Let’s write a function that does the training and simple validation process.
def knn_train_test(df,training_col,target_col,k):
# initialize the model and the folding for the
# cross validation
knn = KNeighborsRegressor(n_neighbors = k)
kf = KFold(n_splits = 5, shuffle=True,random_state=1)
# if we only want to check one column, we need to
# convert it to a list
if isinstance(training_col,str):
training_col = [training_col]
# use cross validation to determine the mse
mses = cross_val_score(knn,
df[training_col],
df[target_col],
scoring='neg_mean_squared_error',
cv=kf)
rmse = np.sqrt(np.absolute(np.mean(mses)))
# return RMSE
return(rmse)
Since we are starting with a Univariate model, we create a list of column names, and loop through them with our function, using the default value for k. We get the following results:
Column Name | RMSE |
---|---|
engine-size | 3179 |
horsepower | 3814 |
highway-mpg | 4157 |
width | 4241 |
curb-weight | 4425 |
city-mpg | 4502 |
length | 5853 |
wheel-base | 6155 |
compression-rate | 6417 |
bore | 6861 |
normalized-losses | 7099 |
stroke | 7134 |
peak-rpm | 7599 |
height | 7618 |
We then consider different values of k. For each individual feature, we five different k-values.

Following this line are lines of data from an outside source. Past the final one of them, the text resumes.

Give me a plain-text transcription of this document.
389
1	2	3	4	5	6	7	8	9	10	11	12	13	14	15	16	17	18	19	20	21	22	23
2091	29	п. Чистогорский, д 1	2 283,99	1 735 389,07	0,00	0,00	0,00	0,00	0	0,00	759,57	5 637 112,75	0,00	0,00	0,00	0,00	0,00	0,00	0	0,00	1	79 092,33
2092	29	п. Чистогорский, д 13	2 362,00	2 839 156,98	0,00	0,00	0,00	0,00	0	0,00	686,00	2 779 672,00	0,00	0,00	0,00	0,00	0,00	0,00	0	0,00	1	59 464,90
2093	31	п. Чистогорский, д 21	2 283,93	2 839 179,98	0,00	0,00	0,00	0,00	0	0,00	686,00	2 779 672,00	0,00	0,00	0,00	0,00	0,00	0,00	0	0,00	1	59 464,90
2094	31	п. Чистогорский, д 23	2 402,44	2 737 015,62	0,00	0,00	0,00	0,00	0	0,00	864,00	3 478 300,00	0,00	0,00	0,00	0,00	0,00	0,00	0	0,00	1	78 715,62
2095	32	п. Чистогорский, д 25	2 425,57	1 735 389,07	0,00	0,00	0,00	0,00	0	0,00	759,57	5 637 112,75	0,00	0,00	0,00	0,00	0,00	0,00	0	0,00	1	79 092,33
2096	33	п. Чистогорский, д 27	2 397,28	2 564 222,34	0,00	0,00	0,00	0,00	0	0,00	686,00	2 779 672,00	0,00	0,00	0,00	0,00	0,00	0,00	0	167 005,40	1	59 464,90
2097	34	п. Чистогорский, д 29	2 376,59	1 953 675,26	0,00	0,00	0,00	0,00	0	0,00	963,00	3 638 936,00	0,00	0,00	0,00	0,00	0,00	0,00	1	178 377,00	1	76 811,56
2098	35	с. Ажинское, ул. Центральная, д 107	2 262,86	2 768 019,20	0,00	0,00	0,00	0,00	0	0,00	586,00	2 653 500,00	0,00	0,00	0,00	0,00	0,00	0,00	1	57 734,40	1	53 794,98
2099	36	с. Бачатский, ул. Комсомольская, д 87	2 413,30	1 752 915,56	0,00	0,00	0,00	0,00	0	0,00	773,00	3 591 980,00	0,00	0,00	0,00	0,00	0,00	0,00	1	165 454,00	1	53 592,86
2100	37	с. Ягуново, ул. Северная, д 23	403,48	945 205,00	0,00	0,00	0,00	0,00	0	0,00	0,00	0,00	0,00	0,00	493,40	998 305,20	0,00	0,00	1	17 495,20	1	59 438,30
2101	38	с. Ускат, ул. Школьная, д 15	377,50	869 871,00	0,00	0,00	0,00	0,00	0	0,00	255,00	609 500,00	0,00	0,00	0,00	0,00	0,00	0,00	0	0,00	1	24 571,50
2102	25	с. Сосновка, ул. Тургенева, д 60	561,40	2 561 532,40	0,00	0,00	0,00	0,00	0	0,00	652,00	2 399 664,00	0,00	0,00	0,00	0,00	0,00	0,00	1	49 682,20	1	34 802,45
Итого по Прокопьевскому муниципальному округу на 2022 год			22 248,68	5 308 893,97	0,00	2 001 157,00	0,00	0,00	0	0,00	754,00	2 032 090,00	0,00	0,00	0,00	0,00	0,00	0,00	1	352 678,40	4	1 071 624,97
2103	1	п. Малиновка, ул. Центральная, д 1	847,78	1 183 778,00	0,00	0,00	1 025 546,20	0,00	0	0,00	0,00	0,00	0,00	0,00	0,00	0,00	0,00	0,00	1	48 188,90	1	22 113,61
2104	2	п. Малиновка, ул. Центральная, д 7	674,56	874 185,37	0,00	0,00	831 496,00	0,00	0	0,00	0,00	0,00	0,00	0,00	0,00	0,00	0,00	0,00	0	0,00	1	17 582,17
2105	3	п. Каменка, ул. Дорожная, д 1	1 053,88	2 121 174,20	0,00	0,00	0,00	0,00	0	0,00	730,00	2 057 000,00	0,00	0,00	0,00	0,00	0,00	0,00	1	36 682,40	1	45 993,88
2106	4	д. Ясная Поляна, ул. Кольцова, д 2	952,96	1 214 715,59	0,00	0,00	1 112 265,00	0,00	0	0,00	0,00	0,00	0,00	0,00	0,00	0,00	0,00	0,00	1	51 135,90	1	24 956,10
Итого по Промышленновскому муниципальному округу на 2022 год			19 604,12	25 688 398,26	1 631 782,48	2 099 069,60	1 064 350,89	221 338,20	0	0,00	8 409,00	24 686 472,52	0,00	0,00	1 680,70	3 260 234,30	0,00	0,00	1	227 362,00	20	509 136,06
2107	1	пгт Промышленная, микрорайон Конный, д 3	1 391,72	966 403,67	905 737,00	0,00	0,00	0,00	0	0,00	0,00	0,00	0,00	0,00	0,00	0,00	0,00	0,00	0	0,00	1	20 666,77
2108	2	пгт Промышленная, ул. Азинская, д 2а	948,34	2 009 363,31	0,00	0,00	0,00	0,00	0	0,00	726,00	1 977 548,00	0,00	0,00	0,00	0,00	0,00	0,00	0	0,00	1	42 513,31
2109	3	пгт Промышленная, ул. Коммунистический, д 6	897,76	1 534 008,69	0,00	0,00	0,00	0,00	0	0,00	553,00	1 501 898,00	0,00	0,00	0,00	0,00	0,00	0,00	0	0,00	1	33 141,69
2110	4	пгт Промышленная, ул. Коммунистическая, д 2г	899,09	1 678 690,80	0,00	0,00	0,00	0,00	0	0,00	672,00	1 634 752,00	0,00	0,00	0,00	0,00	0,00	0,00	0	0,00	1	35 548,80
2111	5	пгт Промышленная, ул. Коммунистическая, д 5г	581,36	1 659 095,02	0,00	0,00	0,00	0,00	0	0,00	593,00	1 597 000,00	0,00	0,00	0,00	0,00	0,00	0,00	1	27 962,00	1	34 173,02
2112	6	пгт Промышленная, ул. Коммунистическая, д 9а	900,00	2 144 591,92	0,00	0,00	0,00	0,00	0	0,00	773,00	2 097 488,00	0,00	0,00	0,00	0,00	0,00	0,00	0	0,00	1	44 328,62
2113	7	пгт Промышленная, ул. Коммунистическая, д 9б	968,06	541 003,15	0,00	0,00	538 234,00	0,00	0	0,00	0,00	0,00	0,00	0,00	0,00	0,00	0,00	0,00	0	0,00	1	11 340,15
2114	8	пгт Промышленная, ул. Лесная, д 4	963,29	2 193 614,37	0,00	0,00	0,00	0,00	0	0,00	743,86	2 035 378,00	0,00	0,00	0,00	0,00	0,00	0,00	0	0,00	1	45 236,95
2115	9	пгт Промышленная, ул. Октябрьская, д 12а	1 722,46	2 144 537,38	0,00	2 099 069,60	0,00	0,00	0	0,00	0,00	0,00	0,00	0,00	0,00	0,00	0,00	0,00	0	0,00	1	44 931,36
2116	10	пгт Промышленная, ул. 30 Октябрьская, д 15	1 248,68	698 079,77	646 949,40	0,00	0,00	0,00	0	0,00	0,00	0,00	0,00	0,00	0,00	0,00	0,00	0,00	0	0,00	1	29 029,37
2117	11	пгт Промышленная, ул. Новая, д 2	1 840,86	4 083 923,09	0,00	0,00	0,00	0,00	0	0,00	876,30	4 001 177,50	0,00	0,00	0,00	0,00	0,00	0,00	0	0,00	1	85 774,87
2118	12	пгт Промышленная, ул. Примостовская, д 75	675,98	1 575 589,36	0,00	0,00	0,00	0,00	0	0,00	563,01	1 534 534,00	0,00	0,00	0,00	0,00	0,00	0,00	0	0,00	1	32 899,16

We see that while there is a change in the RMSE, only a few features change their order.
Multivariate Model
Now, let’s run some multivariate models so we can include multiple features. We will include the best two, three, four, and five features from the previous step to evaluate the impact of different features.
Number of Features | RMSE |
---|---|
Two | 2994 |
Three | 2862 |
Four | 3166 |
Five | 3159 |
Hyperparamater Tuning
Let’s now optimize the models that performed the best in the previous step. We’ll adjust the k value, the number of neighbors, from 1 to 25 for the three best models from above.
For the multivariate models, we see that the K-value we choose should be less than about 5. A k-value of 1 produces the least error for the Five features and Three features set. But a value of 1 would be prone to large errors for unusual cars, so we should avoid that. A value of 2 is most consistent for the lowest RMSE. There is only a small difference between the different models for k = 2. Five features has a slightly smaller error, and should perform better on outliers, so we would suggest using k = 2 with the five features we have used here.